Trays and more trays

A few years back the Verenika Dinner faced extinction. The same group had been in charge of this giant undertaking for many, many years and were ready to hang up their aprons and actually just sit at a table and enjoy the meal instead of being in charge of making it. After numerous pleas were posted in our weekly bulletin asking for volunteers to take over, a brave group of young adults stepped forward and took on the challenge. I admired their courage. My friend Tami was one of these brave souls. Earlier in the week she and 40-plus volunteers met at the church and made 5,377 little dough pockets. Tami had asked me to help out in the kitchen on the day of the sale last year and apparently I did such a good job she asked me back again this year (or maybe she just ran out of volunteers).

Ang and Tami

So I reported for duty at 10 a.m. with my Tupperware bowl, colander and slotted spoon. I was once again assigned to the boiling crew. That was just fine with me as the only kind I’ll eat are boiled (plus there were some suspicious characters on the fry crew, yes Jerry I’m talking about you). I was assigned one of four ancient stoves to man. The job involved dropping two dozen verenika into boiling water, waiting for them to float to the surface and then scooping them out into my colander.

Fry Crew

Floaters

The boiled verenika were then delivered into a serving container where Tami lined them up in neat little rows and covered them with gravy. This process went on for hours and hours oh, and it seemed like hours. I have no idea how many people we fed but I know that nothing was left over. All leftover food is sent to the auction ring where it is bought by the highest bidder.

Veranike in their bed

The whole process seemed to work like a well-oiled machine. The fry crew finished up before us boilers (and some chose to brag about that fact) and I went home feeling like I had given just a little bit back. And the next morning I woke up and realized how out of shape I am, my left arm was killing me, I mean how do you get sore muscles from carrying a colander of little dough pockets around for a few hours?

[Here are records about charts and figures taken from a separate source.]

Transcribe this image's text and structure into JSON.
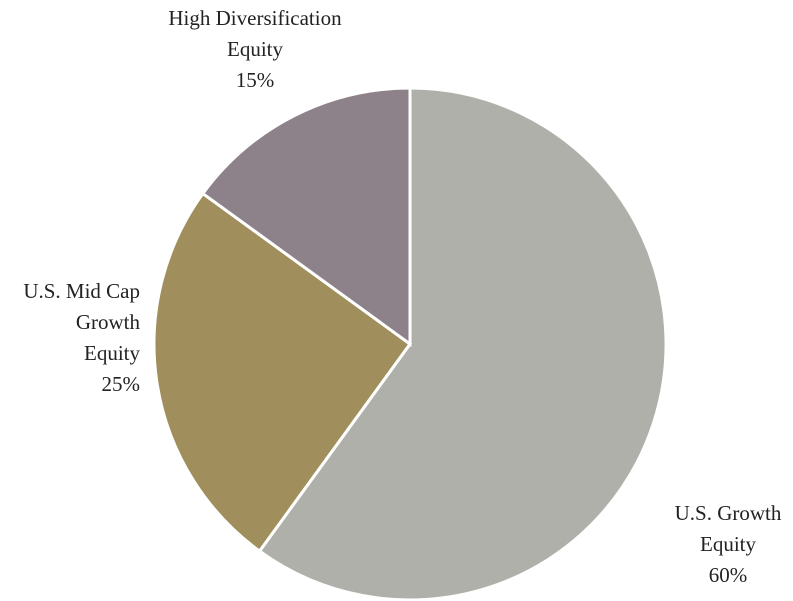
{
  "chart_data": {
    "type": "pie",
    "labels": [
      [
        "U.S. Growth",
        "Equity"
      ],
      [
        "U.S. Mid Cap",
        "Growth",
        "Equity"
      ],
      [
        "High Diversification",
        "Equity"
      ]
    ],
    "values": [
      60,
      25,
      15
    ],
    "value_labels": [
      "60%",
      "25%",
      "15%"
    ],
    "colors": [
      "#b0b0aa",
      "#a08f5c",
      "#8d8289"
    ],
    "start_angle": 90,
    "direction": "clockwise"
  }
}
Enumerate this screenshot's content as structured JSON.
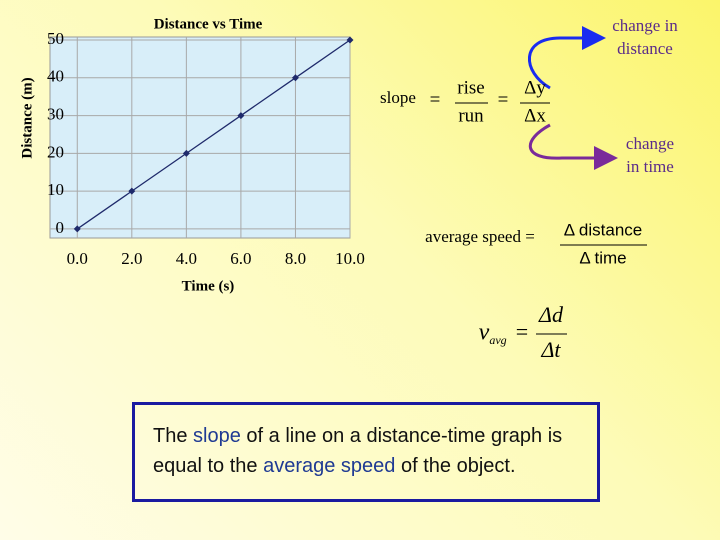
{
  "chart_data": {
    "type": "line",
    "title": "Distance vs Time",
    "x_label": "Time (s)",
    "y_label": "Distance (m)",
    "x": [
      0,
      2,
      4,
      6,
      8,
      10
    ],
    "series": [
      {
        "name": "Distance",
        "color": "#1f2a6b",
        "values": [
          0,
          10,
          20,
          30,
          40,
          50
        ]
      }
    ],
    "xlim": [
      -1,
      10
    ],
    "xticks": [
      {
        "value": 0,
        "label": "0.0"
      },
      {
        "value": 2,
        "label": "2.0"
      },
      {
        "value": 4,
        "label": "4.0"
      },
      {
        "value": 6,
        "label": "6.0"
      },
      {
        "value": 8,
        "label": "8.0"
      },
      {
        "value": 10,
        "label": "10.0"
      }
    ],
    "ylim": [
      -2.4,
      50.8
    ],
    "yticks": [
      0,
      10,
      20,
      30,
      40,
      50
    ],
    "grid": true
  },
  "annotations": {
    "change_distance": [
      "change in",
      "distance"
    ],
    "change_time": [
      "change",
      "in time"
    ]
  },
  "slope_formula": {
    "label": "slope",
    "eq1": "=",
    "rise": "rise",
    "run": "run",
    "eq2": "=",
    "dy": "Δy",
    "dx": "Δx"
  },
  "speed_formula": {
    "label": "average speed =",
    "numerator": "Δ distance",
    "denominator": "Δ time"
  },
  "vavg_formula": {
    "v": "v",
    "sub": "avg",
    "eq": "=",
    "numerator": "Δd",
    "denominator": "Δt"
  },
  "box": {
    "parts": [
      "The ",
      "slope",
      " of a line on a distance-time graph is equal to the ",
      "average speed",
      " of the object."
    ]
  }
}
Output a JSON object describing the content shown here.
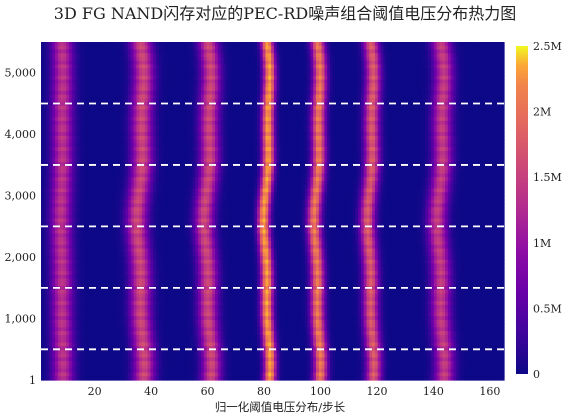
{
  "chart_data": {
    "type": "heatmap",
    "title": "3D FG NAND闪存对应的PEC-RD噪声组合阈值电压分布热力图",
    "xlabel": "归一化阈值电压分布/步长",
    "ylabel": "",
    "x_range": [
      1,
      165
    ],
    "x_ticks": [
      20,
      40,
      60,
      80,
      100,
      120,
      140,
      160
    ],
    "y_range": [
      1,
      5500
    ],
    "y_ticks": [
      1,
      1000,
      2000,
      3000,
      4000,
      5000
    ],
    "y_tick_labels": [
      "1",
      "1,000",
      "2,000",
      "3,000",
      "4,000",
      "5,000"
    ],
    "boundaries_y": [
      500,
      1500,
      2500,
      3500,
      4500
    ],
    "boundary_line": {
      "color": "#ffffff",
      "style": "dashed"
    },
    "colorscale": "plasma",
    "colorbar": {
      "min": 0,
      "max": 2500000,
      "ticks": [
        0,
        500000,
        1000000,
        1500000,
        2000000,
        2500000
      ],
      "tick_labels": [
        "0",
        "0.5M",
        "1M",
        "1.5M",
        "2M",
        "2.5M"
      ]
    },
    "peaks": [
      {
        "center": 8,
        "width": 2.6,
        "amplitude": 1300000,
        "shift": 0.25
      },
      {
        "center": 36,
        "width": 2.6,
        "amplitude": 1500000,
        "shift": 0.9
      },
      {
        "center": 60,
        "width": 2.4,
        "amplitude": 1500000,
        "shift": 0.9
      },
      {
        "center": 81,
        "width": 1.5,
        "amplitude": 2300000,
        "shift": 0.8
      },
      {
        "center": 99,
        "width": 1.7,
        "amplitude": 2000000,
        "shift": 0.8
      },
      {
        "center": 118,
        "width": 1.9,
        "amplitude": 1700000,
        "shift": 0.8
      },
      {
        "center": 143,
        "width": 2.4,
        "amplitude": 1400000,
        "shift": 0.9
      }
    ]
  }
}
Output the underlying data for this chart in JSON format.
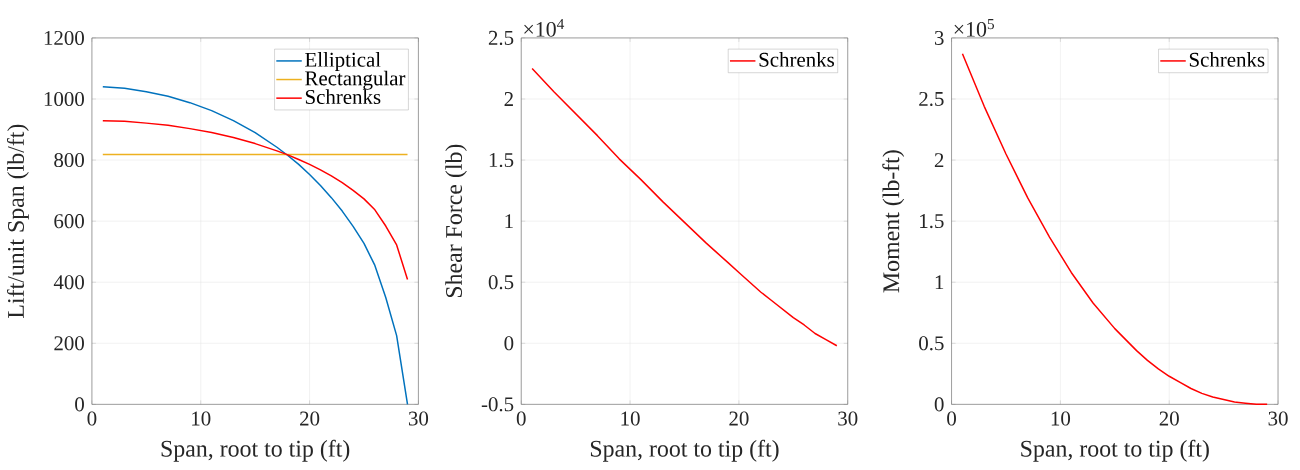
{
  "chart_data": [
    {
      "type": "line",
      "xlabel": "Span, root to tip (ft)",
      "ylabel": "Lift/unit Span (lb/ft)",
      "x": [
        1,
        3,
        5,
        7,
        9,
        11,
        13,
        15,
        17,
        18,
        19,
        20,
        21,
        22,
        23,
        24,
        25,
        26,
        27,
        28,
        29
      ],
      "series": [
        {
          "name": "Elliptical",
          "color": "#0072bd",
          "values": [
            1040,
            1035,
            1024,
            1009,
            988,
            962,
            929,
            890,
            842,
            815,
            786,
            753,
            717,
            677,
            633,
            583,
            527,
            455,
            350,
            225,
            0
          ]
        },
        {
          "name": "Rectangular",
          "color": "#edb120",
          "values": [
            818,
            818,
            818,
            818,
            818,
            818,
            818,
            818,
            818,
            818,
            818,
            818,
            818,
            818,
            818,
            818,
            818,
            818,
            818,
            818,
            818
          ]
        },
        {
          "name": "Schrenks",
          "color": "#ff0000",
          "values": [
            929,
            927,
            921,
            914,
            903,
            890,
            874,
            854,
            830,
            817,
            802,
            786,
            768,
            748,
            726,
            701,
            673,
            637,
            584,
            522,
            409
          ]
        }
      ],
      "xlim": [
        0,
        30
      ],
      "xticks": [
        0,
        10,
        20,
        30
      ],
      "ylim": [
        0,
        1200
      ],
      "yticks": [
        0,
        200,
        400,
        600,
        800,
        1000,
        1200
      ],
      "grid": true,
      "legend": "top right"
    },
    {
      "type": "line",
      "xlabel": "Span, root to tip (ft)",
      "ylabel": "Shear Force (lb)",
      "annotations": [
        "×10$^{4}$"
      ],
      "x": [
        1,
        3,
        5,
        7,
        9,
        11,
        13,
        15,
        17,
        18,
        19,
        20,
        21,
        22,
        23,
        24,
        25,
        26,
        27,
        28,
        29
      ],
      "series": [
        {
          "name": "Schrenks",
          "color": "#ff0000",
          "values": [
            2.25,
            2.06,
            1.88,
            1.7,
            1.51,
            1.34,
            1.16,
            0.99,
            0.82,
            0.74,
            0.66,
            0.58,
            0.5,
            0.42,
            0.35,
            0.28,
            0.21,
            0.15,
            0.08,
            0.03,
            -0.02
          ]
        }
      ],
      "xlim": [
        0,
        30
      ],
      "xticks": [
        0,
        10,
        20,
        30
      ],
      "ylim": [
        -0.5,
        2.5
      ],
      "yticks": [
        -0.5,
        0,
        0.5,
        1,
        1.5,
        2,
        2.5
      ],
      "grid": true,
      "legend": "top right"
    },
    {
      "type": "line",
      "xlabel": "Span, root to tip (ft)",
      "ylabel": "Moment (lb-ft)",
      "annotations": [
        "×10$^{5}$"
      ],
      "x": [
        1,
        3,
        5,
        7,
        9,
        11,
        13,
        15,
        17,
        18,
        19,
        20,
        21,
        22,
        23,
        24,
        25,
        26,
        27,
        28,
        29
      ],
      "series": [
        {
          "name": "Schrenks",
          "color": "#ff0000",
          "values": [
            2.87,
            2.44,
            2.05,
            1.69,
            1.37,
            1.08,
            0.83,
            0.62,
            0.44,
            0.36,
            0.29,
            0.23,
            0.18,
            0.13,
            0.09,
            0.06,
            0.04,
            0.02,
            0.01,
            0,
            0
          ]
        }
      ],
      "xlim": [
        0,
        30
      ],
      "xticks": [
        0,
        10,
        20,
        30
      ],
      "ylim": [
        0,
        3
      ],
      "yticks": [
        0,
        0.5,
        1,
        1.5,
        2,
        2.5,
        3
      ],
      "grid": true,
      "legend": "top right"
    }
  ]
}
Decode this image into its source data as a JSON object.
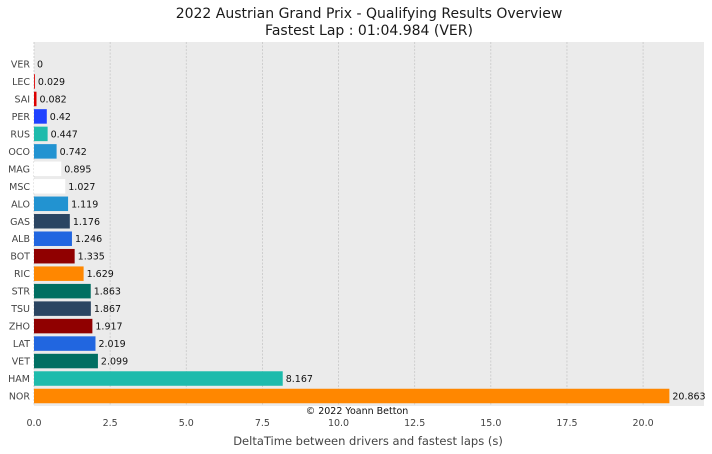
{
  "chart_data": {
    "type": "bar",
    "orientation": "horizontal",
    "title": "2022 Austrian Grand Prix - Qualifying Results Overview",
    "subtitle": "Fastest Lap : 01:04.984 (VER)",
    "xlabel": "DeltaTime between drivers and fastest laps (s)",
    "ylabel": "",
    "xlim": [
      0,
      22
    ],
    "xticks": [
      "0.0",
      "2.5",
      "5.0",
      "7.5",
      "10.0",
      "12.5",
      "15.0",
      "17.5",
      "20.0"
    ],
    "grid": "vertical",
    "categories": [
      "VER",
      "LEC",
      "SAI",
      "PER",
      "RUS",
      "OCO",
      "MAG",
      "MSC",
      "ALO",
      "GAS",
      "ALB",
      "BOT",
      "RIC",
      "STR",
      "TSU",
      "ZHO",
      "LAT",
      "VET",
      "HAM",
      "NOR"
    ],
    "values": [
      0,
      0.029,
      0.082,
      0.42,
      0.447,
      0.742,
      0.895,
      1.027,
      1.119,
      1.176,
      1.246,
      1.335,
      1.629,
      1.863,
      1.867,
      1.917,
      2.019,
      2.099,
      8.167,
      20.863
    ],
    "value_labels": [
      "0",
      "0.029",
      "0.082",
      "0.42",
      "0.447",
      "0.742",
      "0.895",
      "1.027",
      "1.119",
      "1.176",
      "1.246",
      "1.335",
      "1.629",
      "1.863",
      "1.867",
      "1.917",
      "2.019",
      "2.099",
      "8.167",
      "20.863"
    ],
    "colors": [
      "#1e41ff",
      "#dc0000",
      "#dc0000",
      "#1e41ff",
      "#1ebbac",
      "#2293d1",
      "#ffffff",
      "#ffffff",
      "#2293d1",
      "#2b4562",
      "#2166e0",
      "#900000",
      "#ff8700",
      "#006f62",
      "#2b4562",
      "#900000",
      "#2166e0",
      "#006f62",
      "#1ebbac",
      "#ff8700"
    ],
    "annotation": "© 2022 Yoann Betton"
  },
  "style": {
    "plot_background": "#ebebeb",
    "grid_color": "#c8c8c8"
  }
}
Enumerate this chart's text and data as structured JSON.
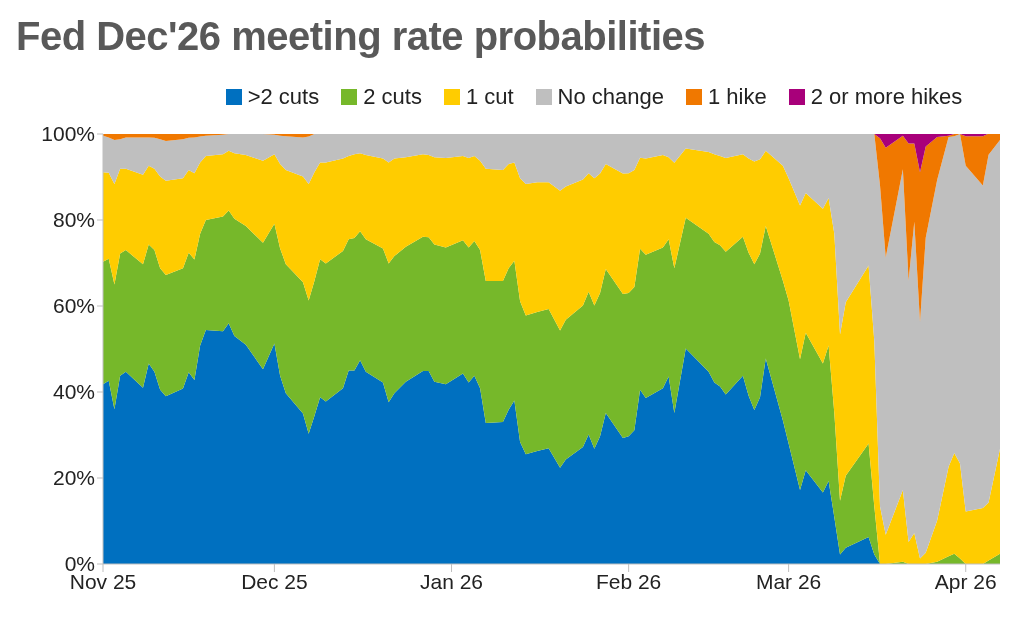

5 Responses to “Feeding The Hungry”

  1. Justine Says:

    Looking at this made me hungry…I am definitely anti-sugar! Since you know how to make them maybe you should bring some to work and share them with us :) I see Ang was working hard too.

  2. Stan Peters Says:

    We were at the auction for the dinner a few years ago. Every spring I long to return for nothing else than the dinner. Living in NW Indiana the travel can be quite risky at this time of year.

  3. Kerri Says:

    Yep Justine, Ang did her time right beside me and woke up with a sore arm as well. Of course she was all decked out in a super-cute apron courtesy of Brenda.

  4. Tami Says:

    Hey Kerri P…. Thanks for sharing . And thanks for your help! Is year 3 in your future? :)

  5. kerri Says:

    Yes Tami, I’m in for year three!